Ave, César! (Hail, Caesar!) (Comédia/Mistério); Elenco: Josh Brolin, George Clooney, Ralph Fiennes, Tilda Swinton, Scarlett Johansson, Christopher Lambert; Direção: Ethan e Joel Coen; Reino Unido/USA/Japão, 2016. 106 Min.
A História do cinema está repleta de cineastas irmãos que fizeram a diferença nessa caminhada cinematográfica de 120 anos. A começar pelos irmãos Lumière, a quem são atribuídos os primeiro momentos do cinema, mais tarde os irmãos Lafitte, responsáveis pela criação do cinema/arte. Tem também os contemporâneos irmãos Dardene de “Dois Dias, Uma Noite” (2014) e os Wachowski de “Matrix”, dentre outros. Os irmãos da vez são os Coen, Ethan e Joel, dois cineastas americanos, conhecidos por obras como: “Fargo” (1996) e “Onde os Fracos Não Tem Vez” (2007) e famosos por dirigir, roteirizar, produzir e editar seus próprios filmes. Pois bem, eles estão de volta às telonas com “Ave, César!” uma comédia sobre cinema com pitadas de história, política, reflexões filosóficas e alfinetadas. Tudo isso embalado para presente em forma de sátira.

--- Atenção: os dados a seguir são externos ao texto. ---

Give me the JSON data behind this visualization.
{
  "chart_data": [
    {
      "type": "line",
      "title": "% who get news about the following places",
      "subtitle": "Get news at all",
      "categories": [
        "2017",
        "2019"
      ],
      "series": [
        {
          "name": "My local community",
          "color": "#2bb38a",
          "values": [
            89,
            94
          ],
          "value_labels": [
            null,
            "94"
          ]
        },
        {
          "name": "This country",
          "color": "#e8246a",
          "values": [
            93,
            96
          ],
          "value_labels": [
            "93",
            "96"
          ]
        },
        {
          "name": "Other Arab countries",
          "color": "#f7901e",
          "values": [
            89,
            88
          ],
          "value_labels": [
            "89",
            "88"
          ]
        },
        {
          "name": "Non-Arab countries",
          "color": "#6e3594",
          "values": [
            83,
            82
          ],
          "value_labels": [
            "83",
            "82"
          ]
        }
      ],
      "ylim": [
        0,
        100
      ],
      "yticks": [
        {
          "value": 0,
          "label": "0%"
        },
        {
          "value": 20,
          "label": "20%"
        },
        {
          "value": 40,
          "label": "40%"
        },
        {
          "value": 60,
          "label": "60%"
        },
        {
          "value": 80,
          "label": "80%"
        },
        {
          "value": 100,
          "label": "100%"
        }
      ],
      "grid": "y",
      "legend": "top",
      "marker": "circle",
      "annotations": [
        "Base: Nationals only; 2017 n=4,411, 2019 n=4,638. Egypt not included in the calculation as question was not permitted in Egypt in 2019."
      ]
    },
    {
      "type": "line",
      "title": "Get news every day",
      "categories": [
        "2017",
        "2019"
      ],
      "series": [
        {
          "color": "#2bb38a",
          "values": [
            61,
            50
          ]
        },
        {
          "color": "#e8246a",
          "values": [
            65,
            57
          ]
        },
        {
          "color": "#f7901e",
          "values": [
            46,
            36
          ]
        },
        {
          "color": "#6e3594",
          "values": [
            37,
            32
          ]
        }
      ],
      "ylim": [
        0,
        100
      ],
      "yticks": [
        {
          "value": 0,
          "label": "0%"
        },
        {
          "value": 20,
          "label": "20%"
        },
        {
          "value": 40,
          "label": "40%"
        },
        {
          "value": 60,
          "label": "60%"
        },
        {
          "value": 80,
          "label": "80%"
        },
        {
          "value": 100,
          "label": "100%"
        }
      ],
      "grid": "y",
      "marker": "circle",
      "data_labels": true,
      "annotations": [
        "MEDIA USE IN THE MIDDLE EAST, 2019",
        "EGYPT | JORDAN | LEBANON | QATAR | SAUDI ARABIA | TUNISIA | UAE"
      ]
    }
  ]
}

“Hail, César!” (no original) conta a história de um dia na vida de Eddie Mannix (Josh Brolin) um produtor da Capitol Pictures, um estúdio fictício da década de 50, que além de administrar verbas, contratos de atores, decidir que filmes vão ou não ser filmados, ainda tem que zelar pela reputação dos astros junto a opinião pública. Ou seja, o mantenedor do “Star System” de Hollywood. Nesse dia a estrela do Filme Hail, César- Um Conto do Cristo (o filme dentro do filme), Baird Withlock (George Clooney) é sequestrado por roteiristas comunistas (uma referência irônica ao McCarthismo) que pretendem pedir um resgate para ajudar na causa socialista.
Enquanto essa história principal acontece muitas outras são trançadas ao redor apresentando subcamadas: a ilusão do cinema; a mistura de realidade e fantasia – da qual a melhor metáfora é a personagem de Tilda Swinton (Thora e Thessaly Tracker) – como sendo duas faces de uma mesma coisa; a inversão dos papeis em que a realidade do cinema é mostrada – o por detrás das câmeras – brincando com paródia de forma competente, com filmes como: “Interlúdio” (1946) de Alfred Hitchcock; “Um dia em Nova York” (1949) de Stanley Leonen e Gene Kelly; “A Princesa e o Plebeu” (1953) de William Wyler; “Spartacus” (1960) de Stanley Kubrick, “Ben-Hur” de 1925 e de 1959, de Fred Niblo e William Wyler, respectivamente; “A Rainha do Mar” (1952) de Mervyn LeRoy, dentre outros. O longa é um desfile grandioso de referências cinematográficas, seja nos posteres das paredes; nos takes que lembram cenas de filmes famosos, parodiando-os e homenageando-os; nas falas de script idênticas, no figurino etc… Além disso, fazem referência a “A Filha do Comandante” (1943) de George Sidney; “A Felicidade não se Compra” (1946) de Frank Capra;”Cantando na Chuva” (1952) de Stanley Donen e Gene Kelly; “Um Corpo que Cai” (1958) e “Intriga Internacional” (1959) ambos de Alfred Hitchcock, dentre outros memoráveis.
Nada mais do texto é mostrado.